これまでにご紹介した通り、フィリピンでは人口が増え続けており、この傾向は今後もしばらく続く見込みです。
人口が増えると不動産の需要は増え、当然不動産価格は上昇します。
また人口が増えると経済成長に伴い収入が増え、それも不動産価格を押し上げます。
つまり、不動産事業を営むアヤラ・ランドの利益は拡大し続けることが見込まれます。
また、同社はホテル・リゾート事業も行っているので観光客需要も取り込むことができるのです。
実際2020年はコロナの影響で落ち込みましたが、2019年までは同社の売上および利益は右肩上がりで、ROEも15%近辺を安定してマークし続けていました。

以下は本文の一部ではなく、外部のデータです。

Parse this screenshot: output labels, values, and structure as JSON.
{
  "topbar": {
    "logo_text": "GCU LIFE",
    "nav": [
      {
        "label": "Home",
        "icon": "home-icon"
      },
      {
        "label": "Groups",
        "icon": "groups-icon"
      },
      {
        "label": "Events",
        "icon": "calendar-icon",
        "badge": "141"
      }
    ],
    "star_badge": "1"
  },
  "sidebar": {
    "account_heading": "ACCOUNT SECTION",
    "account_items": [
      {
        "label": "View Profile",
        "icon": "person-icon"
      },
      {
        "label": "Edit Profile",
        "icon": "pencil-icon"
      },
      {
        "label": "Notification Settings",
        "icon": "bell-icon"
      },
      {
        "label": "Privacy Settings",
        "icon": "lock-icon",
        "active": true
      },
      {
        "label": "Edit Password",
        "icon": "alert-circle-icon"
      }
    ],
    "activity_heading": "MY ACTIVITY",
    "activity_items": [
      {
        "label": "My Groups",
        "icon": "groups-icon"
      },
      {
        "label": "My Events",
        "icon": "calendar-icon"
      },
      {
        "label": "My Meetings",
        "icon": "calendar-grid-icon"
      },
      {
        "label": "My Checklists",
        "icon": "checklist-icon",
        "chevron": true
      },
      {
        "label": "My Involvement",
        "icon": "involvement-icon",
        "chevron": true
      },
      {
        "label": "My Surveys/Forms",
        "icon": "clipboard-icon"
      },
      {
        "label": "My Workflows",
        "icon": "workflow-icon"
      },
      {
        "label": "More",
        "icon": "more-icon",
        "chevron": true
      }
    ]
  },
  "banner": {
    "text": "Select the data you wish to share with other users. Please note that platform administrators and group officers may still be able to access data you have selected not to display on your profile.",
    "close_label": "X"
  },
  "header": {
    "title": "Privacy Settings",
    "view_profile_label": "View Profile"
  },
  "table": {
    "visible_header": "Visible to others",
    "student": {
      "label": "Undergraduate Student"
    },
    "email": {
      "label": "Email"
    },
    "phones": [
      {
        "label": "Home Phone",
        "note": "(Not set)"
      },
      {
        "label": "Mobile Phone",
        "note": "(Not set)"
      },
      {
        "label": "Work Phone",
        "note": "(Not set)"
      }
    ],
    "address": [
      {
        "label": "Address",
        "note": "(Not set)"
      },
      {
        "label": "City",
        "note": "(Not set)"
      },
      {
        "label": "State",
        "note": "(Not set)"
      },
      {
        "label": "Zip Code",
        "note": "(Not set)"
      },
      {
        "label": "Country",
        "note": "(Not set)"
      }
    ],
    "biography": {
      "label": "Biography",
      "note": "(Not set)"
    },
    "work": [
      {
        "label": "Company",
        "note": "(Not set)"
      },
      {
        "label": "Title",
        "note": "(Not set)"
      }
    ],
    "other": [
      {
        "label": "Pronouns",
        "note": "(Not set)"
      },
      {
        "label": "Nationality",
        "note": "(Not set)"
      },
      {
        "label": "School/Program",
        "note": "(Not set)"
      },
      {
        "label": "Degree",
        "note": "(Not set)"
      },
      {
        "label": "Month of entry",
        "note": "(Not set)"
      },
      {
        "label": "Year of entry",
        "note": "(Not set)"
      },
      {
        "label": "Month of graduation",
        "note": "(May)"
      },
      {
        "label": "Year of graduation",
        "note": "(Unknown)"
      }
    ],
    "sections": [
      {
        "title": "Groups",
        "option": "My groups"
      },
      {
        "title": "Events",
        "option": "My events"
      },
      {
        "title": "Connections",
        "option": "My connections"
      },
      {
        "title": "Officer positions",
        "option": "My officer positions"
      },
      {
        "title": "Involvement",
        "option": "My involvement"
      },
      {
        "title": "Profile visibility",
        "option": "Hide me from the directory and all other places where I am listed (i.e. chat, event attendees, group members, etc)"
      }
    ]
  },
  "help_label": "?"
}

Revenue | 117,700.49 | 138,507.78 | 162,996.89 | 165,739.55 | 94,568.23 |
---|---|---|---|---|---|
Gross Profit | 45,455.87 | 57,184.93 | 71,043.85 | 76,149.57 | 40,033.53 |
Operating Income | 33,709.46 | 44,364.35 | 53,086.87 | 61,133.20 | 26,817.73 |
Net Income | 20,908.01 | 25,304.97 | 29,240.88 | 33,188.40 | 8,727.16 |
コロナの影響から徐々に回復していくことが想定されるため、今後要注目の企業と言えるでしょう。
ちなみに現在の株価水準はPER50倍とかなり高い水準となっていますので、今後調整が見込まれ、現在投資するのは控えた方が良いでしょう。
フィリピン株式市場のまとめ
フィリピン株は2010年代前半に高騰したことによって割高となり、成長力は抜群であるにも関わらず現在は調整の局面を迎えています。
市場平均に投資を行うのであればETFがおすすめです。
個別銘柄取引は手数料が非常に高いアイザワ証券しか取り扱いがなく、最初から大きなハンデを背負っていると言わざるを得ない環境となっているためおすすめできません。
どうしても個別銘柄投資をしたい場合は、やはり財閥系の企業が魅力的です。
人口増加とそれに伴う経済成長を考えると、フィリピン最大の不動産会社であるアラヤ・ランドなどがおすすめできる個別銘柄です。